Blangpidie, Acehglobal – Bupati Aceh Barat Daya (Abdya) Safaruddin menanggapi laporan adanya ratusan penerima bantuan sosial (bansos) di daerahnya yang terdeteksi terlibat praktik judi online. Temuan ini muncul setelah Kementerian Sosial (Kemensos) mencoret sejumlah nama penerima dari daftar karena indikasi penggunaan dana untuk aktivitas ilegal tersebut.
Safaruddin menyebut telah menginstruksikan Dinas Sosial (Dinsos) Abdya melakukan verifikasi lapangan. Langkah ini diperlukan untuk memastikan apakah benar penerima bansos bermain judi online atau justru identitasnya disalahgunakan pihak lain.
“Dinsos harus lakukan verifikasi langsung ke lapangan terkait masalah ini. Jika benar yang bersangkutan bermain judol, maka sudah tepat bantuannya diputuskan. Tapi kalau NIK-nya digunakan orang lain, ini yang perlu dicari solusinya agar penerima tidak dirugikan,” kata Safaruddin, Jumat (19/9/2025).
Menurutnya, pencoretan penerima bansos dilakukan langsung oleh Kemensos RI setelah mendapat laporan dari Pusat Pelaporan dan Analisis Transaksi Keuangan (PPATK). Hasil pemeriksaan menunjukkan adanya indikasi keterlibatan penerima dalam judi online.
“Wewenangnya di Kemensos. Data mereka langsung dicek PPATK. Setelah terdeteksi bermain judol, nama penerima langsung dicoret dari daftar bansos,” jelas Safaruddin.
Bupati menegaskan, kebijakan itu sesuai aturan yang mengharuskan Keluarga Penerima Manfaat (KPM) memenuhi syarat tertentu, termasuk tidak terlibat kegiatan yang melanggar hukum. Ia menjelaskan, setiap transaksi digital kini terhubung dengan Nomor Induk Kependudukan (NIK) dan Kartu Keluarga (KK).

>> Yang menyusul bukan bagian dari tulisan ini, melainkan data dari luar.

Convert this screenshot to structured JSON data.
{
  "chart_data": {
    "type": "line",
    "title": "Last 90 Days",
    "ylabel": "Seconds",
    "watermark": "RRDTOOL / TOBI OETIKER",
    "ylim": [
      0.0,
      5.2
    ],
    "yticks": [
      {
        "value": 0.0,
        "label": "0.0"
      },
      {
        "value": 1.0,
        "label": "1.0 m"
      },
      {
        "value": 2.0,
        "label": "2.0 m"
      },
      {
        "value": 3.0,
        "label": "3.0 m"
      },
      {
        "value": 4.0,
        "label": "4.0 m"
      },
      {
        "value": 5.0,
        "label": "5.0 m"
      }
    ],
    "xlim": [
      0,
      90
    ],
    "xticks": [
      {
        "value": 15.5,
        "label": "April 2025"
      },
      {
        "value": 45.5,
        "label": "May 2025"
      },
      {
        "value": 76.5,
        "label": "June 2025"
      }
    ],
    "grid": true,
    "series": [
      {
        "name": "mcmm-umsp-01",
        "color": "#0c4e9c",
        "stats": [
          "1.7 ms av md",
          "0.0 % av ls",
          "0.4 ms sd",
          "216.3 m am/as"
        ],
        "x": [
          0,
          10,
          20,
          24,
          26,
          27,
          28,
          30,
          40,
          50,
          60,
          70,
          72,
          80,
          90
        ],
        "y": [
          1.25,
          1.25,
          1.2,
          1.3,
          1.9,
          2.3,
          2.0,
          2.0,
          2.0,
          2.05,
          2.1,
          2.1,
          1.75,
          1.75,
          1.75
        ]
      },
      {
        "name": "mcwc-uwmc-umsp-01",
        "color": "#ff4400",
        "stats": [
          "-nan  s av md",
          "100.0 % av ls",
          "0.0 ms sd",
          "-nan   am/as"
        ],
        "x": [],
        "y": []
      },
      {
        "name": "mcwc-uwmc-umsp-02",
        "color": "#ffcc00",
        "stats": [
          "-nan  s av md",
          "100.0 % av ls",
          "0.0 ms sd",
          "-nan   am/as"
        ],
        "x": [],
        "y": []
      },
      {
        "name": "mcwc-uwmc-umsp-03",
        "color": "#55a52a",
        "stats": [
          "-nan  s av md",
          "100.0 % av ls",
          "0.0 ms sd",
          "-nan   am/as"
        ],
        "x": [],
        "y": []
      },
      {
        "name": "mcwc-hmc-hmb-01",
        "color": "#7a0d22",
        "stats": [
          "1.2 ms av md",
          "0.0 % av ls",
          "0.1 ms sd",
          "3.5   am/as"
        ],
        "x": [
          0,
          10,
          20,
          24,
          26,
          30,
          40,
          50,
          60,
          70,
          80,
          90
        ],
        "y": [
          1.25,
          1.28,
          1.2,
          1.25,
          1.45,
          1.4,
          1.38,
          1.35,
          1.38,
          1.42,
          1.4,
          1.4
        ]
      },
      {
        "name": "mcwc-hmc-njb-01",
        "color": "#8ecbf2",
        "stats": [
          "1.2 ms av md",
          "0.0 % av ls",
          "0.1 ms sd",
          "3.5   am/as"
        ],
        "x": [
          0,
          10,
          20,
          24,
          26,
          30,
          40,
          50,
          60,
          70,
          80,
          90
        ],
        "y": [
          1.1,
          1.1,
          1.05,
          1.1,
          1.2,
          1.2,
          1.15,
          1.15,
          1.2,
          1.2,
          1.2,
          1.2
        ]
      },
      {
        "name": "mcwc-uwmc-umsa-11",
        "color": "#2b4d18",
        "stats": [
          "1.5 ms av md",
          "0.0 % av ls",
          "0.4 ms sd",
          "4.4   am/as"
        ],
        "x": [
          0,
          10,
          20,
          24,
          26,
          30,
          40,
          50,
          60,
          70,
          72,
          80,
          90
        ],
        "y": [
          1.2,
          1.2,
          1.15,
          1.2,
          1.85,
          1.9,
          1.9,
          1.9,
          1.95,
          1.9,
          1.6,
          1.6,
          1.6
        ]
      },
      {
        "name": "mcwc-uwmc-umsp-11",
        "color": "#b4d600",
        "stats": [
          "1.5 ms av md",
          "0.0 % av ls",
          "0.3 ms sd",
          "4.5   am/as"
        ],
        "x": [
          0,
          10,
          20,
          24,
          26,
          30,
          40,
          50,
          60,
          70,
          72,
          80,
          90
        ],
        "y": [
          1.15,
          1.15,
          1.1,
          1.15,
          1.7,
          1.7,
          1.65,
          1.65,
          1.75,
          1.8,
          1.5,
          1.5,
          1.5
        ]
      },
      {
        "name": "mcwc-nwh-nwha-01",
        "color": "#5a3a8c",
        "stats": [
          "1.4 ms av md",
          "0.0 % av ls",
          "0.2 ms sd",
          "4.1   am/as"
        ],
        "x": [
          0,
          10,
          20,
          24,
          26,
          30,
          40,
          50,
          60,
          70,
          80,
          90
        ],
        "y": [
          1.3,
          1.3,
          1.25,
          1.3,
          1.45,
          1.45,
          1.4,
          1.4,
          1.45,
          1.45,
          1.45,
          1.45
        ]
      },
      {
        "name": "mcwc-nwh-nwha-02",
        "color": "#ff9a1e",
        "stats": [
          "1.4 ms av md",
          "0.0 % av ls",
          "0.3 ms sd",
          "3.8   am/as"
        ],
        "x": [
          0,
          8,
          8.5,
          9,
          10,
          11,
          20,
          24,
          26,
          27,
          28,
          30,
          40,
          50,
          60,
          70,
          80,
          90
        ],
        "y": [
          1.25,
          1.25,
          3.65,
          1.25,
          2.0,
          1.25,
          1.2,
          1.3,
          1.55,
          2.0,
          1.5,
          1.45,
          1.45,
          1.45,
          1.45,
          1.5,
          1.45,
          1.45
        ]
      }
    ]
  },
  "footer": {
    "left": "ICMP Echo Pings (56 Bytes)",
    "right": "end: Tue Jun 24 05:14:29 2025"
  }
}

“Setiap transaksi digital, termasuk yang digunakan untuk judi online, kini terintegrasi dengan NIK dan KK. Artinya siapa pun yang terdeteksi bermain judol bisa langsung diidentifikasi dan berisiko kehilangan hak bansosnya,” ujarnya.
Safaruddin menambahkan, hampir semua layanan keuangan digital—seperti rekening bank maupun dompet digital OVO, Dana, dan ShopeePay—sudah terhubung dengan NIK. Dengan demikian, aktivitas perjudian bisa terlacak oleh sistem pemerintah.

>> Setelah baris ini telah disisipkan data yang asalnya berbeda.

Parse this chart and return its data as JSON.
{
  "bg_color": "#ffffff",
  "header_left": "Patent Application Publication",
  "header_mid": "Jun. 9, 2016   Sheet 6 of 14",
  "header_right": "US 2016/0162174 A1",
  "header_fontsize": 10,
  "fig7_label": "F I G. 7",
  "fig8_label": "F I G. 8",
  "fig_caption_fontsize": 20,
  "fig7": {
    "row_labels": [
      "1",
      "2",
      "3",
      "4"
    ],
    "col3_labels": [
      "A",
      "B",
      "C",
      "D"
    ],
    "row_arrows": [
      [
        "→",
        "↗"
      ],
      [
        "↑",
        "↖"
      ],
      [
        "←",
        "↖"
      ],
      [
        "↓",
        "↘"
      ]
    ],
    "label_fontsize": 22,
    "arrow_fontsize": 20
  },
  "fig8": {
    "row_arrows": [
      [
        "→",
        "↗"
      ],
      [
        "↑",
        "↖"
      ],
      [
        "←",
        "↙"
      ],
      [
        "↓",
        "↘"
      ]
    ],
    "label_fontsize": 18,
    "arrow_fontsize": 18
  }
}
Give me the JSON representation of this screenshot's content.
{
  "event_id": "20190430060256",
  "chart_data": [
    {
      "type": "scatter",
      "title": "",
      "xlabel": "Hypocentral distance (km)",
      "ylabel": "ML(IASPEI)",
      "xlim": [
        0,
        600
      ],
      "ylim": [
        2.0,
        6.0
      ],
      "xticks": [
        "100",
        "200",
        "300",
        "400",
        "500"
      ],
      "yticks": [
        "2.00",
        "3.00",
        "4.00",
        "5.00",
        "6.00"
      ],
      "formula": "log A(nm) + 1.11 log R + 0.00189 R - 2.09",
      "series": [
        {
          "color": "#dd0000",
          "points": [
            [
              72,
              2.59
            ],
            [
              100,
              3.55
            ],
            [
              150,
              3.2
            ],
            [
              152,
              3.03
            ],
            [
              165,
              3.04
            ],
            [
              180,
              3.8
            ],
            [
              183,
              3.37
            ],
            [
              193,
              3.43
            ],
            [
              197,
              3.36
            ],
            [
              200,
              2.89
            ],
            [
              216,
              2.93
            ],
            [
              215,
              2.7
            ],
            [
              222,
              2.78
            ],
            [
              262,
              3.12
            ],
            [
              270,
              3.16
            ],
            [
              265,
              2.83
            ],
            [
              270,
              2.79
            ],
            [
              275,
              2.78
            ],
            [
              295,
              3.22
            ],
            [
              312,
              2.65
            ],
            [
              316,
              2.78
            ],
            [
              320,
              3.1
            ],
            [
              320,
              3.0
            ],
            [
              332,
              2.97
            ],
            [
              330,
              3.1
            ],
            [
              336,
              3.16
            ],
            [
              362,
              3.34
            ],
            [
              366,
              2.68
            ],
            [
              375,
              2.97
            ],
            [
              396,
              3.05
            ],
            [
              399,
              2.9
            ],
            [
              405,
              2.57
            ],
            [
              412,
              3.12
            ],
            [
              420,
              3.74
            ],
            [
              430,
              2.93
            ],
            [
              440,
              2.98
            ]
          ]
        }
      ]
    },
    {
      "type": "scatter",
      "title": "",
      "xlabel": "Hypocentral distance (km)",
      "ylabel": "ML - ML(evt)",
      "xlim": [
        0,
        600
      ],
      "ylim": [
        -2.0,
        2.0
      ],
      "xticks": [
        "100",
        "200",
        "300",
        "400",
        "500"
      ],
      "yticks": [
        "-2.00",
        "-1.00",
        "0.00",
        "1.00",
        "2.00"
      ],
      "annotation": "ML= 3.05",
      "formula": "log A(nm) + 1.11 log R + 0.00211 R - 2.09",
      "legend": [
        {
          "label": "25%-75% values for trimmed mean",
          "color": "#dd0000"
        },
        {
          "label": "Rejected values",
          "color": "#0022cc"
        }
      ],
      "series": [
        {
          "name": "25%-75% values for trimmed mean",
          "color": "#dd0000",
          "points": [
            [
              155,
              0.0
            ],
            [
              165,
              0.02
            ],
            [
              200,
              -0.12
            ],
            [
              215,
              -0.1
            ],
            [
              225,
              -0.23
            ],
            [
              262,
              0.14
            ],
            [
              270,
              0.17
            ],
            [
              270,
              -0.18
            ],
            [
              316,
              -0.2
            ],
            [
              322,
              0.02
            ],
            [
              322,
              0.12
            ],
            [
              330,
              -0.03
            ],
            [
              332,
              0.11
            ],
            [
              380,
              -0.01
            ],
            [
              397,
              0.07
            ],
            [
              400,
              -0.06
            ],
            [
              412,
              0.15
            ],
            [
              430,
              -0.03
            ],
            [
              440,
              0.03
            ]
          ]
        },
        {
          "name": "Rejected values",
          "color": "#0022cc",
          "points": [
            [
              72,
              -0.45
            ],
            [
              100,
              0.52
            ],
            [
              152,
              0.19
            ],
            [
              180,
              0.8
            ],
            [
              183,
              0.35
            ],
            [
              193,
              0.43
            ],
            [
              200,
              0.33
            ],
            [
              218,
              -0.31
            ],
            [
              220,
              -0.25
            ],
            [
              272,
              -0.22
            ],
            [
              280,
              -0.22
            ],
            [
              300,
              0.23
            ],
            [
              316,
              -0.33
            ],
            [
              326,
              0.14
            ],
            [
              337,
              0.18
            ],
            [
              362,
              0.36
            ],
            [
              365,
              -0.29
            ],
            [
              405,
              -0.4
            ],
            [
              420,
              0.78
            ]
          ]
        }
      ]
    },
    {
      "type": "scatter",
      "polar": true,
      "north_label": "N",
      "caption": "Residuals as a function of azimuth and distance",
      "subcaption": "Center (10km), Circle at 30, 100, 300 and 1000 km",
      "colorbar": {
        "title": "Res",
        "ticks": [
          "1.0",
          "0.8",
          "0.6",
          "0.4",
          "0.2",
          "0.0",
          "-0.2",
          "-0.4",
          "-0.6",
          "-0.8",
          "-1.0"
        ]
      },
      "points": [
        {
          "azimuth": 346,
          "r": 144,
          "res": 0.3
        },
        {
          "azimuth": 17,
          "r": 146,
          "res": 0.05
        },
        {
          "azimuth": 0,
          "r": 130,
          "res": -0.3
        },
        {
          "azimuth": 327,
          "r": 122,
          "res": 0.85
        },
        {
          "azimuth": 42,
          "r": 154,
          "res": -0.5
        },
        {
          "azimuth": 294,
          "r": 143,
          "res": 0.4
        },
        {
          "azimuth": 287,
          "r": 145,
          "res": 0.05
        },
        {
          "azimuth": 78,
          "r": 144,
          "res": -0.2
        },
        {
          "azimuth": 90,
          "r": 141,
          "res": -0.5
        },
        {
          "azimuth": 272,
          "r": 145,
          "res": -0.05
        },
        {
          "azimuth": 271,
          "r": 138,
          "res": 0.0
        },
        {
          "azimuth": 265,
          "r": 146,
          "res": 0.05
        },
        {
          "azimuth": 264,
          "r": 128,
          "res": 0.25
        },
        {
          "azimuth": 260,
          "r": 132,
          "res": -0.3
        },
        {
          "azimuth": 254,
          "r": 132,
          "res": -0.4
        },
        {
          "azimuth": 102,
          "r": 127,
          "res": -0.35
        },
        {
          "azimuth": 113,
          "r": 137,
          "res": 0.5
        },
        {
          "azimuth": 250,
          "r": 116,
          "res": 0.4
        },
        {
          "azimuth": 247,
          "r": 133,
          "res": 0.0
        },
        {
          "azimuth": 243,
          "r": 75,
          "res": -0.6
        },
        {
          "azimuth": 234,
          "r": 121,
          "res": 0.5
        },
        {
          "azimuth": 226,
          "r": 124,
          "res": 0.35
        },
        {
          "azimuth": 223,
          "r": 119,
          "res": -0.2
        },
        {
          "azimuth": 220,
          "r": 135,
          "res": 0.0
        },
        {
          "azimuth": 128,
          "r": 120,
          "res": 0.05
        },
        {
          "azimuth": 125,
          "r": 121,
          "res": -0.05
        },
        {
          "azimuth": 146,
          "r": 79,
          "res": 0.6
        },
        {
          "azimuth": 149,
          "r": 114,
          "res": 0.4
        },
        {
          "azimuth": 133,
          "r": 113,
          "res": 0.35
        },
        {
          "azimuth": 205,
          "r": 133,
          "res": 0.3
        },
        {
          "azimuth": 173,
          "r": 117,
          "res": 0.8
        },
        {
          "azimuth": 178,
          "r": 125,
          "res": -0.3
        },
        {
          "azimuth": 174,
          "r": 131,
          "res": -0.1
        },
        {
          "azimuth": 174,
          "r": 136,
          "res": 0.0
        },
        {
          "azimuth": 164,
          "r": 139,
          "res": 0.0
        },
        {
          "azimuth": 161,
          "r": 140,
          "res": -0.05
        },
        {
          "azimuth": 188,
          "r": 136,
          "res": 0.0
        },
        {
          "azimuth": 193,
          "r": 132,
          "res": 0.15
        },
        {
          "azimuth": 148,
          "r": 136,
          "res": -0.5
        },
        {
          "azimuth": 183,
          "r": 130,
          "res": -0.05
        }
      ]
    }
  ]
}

“Data ini akan masuk ke sistem pemerintah, yaitu DTSEN. Dari situ, status penerima bansos bisa langsung dicabut,” ucapnya.

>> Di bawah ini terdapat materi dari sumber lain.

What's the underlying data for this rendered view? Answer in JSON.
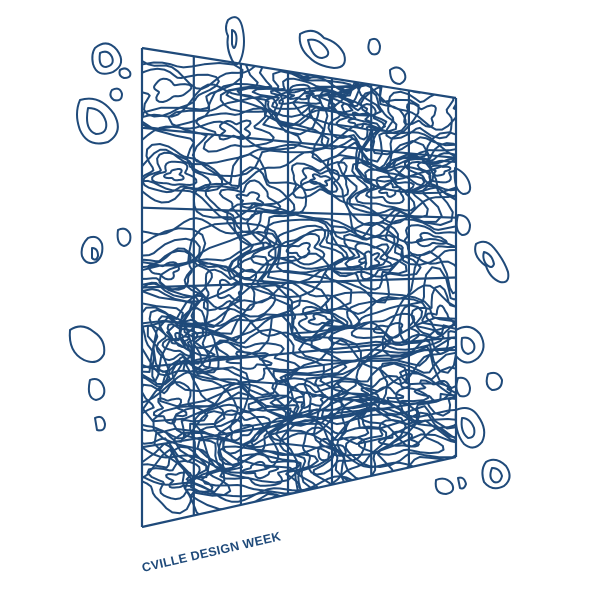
{
  "brand": {
    "text": "CVILLE DESIGN WEEK",
    "ink_color": "#1f4a7a"
  },
  "artwork": {
    "motif": "topographic-contour-lines",
    "grid_columns": 7,
    "grid_rows": 6
  }
}
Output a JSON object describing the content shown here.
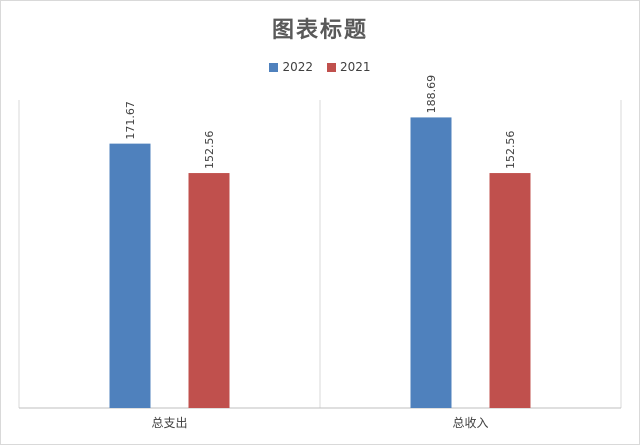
{
  "chart_data": {
    "type": "bar",
    "title": "图表标题",
    "categories": [
      "总支出",
      "总收入"
    ],
    "series": [
      {
        "name": "2022",
        "values": [
          171.67,
          188.69
        ],
        "color": "#4f81bd"
      },
      {
        "name": "2021",
        "values": [
          152.56,
          152.56
        ],
        "color": "#c0504d"
      }
    ],
    "data_labels": [
      [
        "171.67",
        "188.69"
      ],
      [
        "152.56",
        "152.56"
      ]
    ],
    "ylim": [
      0,
      200
    ],
    "grid": false,
    "legend_position": "top"
  }
}
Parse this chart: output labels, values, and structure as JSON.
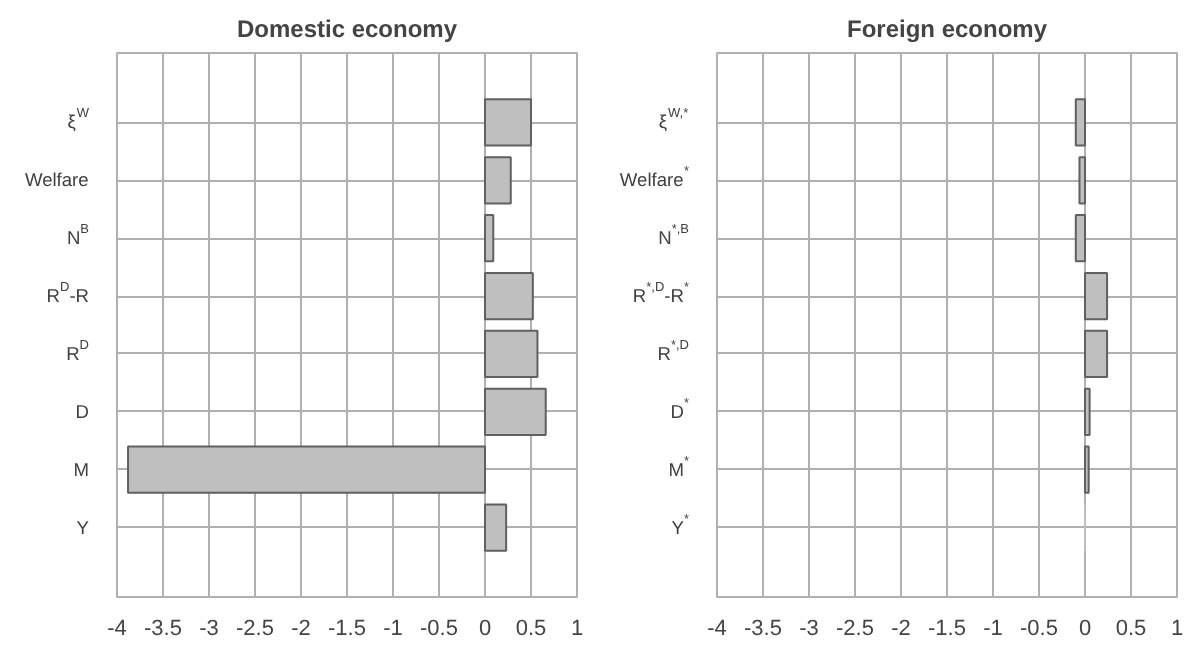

Ia mengingatkan, NIK kini menjadi kunci utama dalam melacak transaksi digital. Jika NIK digunakan untuk aktivitas judi online, hal itu akan tercatat sebagai jejak digital dan bisa berdampak pada pencabutan bantuan.
“Transaksi judi online ini bisa menjadi jejak digital yang langsung terhubung ke NIK. Jejak ini akan terdeteksi oleh sistem pemerintah dan dapat mengakibatkan penghentian bantuan sosial,” tutur Safaruddin.
Bupati menyayangkan bila ada penerima bansos yang terlibat judi online. Menurutnya, selain menyalahi tujuan bantuan, hal itu juga merusak tatanan sosial masyarakat.
Ia pun mengimbau warga penerima bansos agar bijak dalam mengelola bantuan yang diterima. Bantuan tersebut, kata dia, seharusnya digunakan untuk kebutuhan pokok keluarga, bukan untuk hal-hal yang merugikan.
“Manfaatkan bantuan ini sebaik-baiknya. Jangan pernah coba-coba terlibat judol, sebab itu penyakit sosial yang bisa merusak kehidupan dunia dan akhirat,” pungkas Safaruddin. (*)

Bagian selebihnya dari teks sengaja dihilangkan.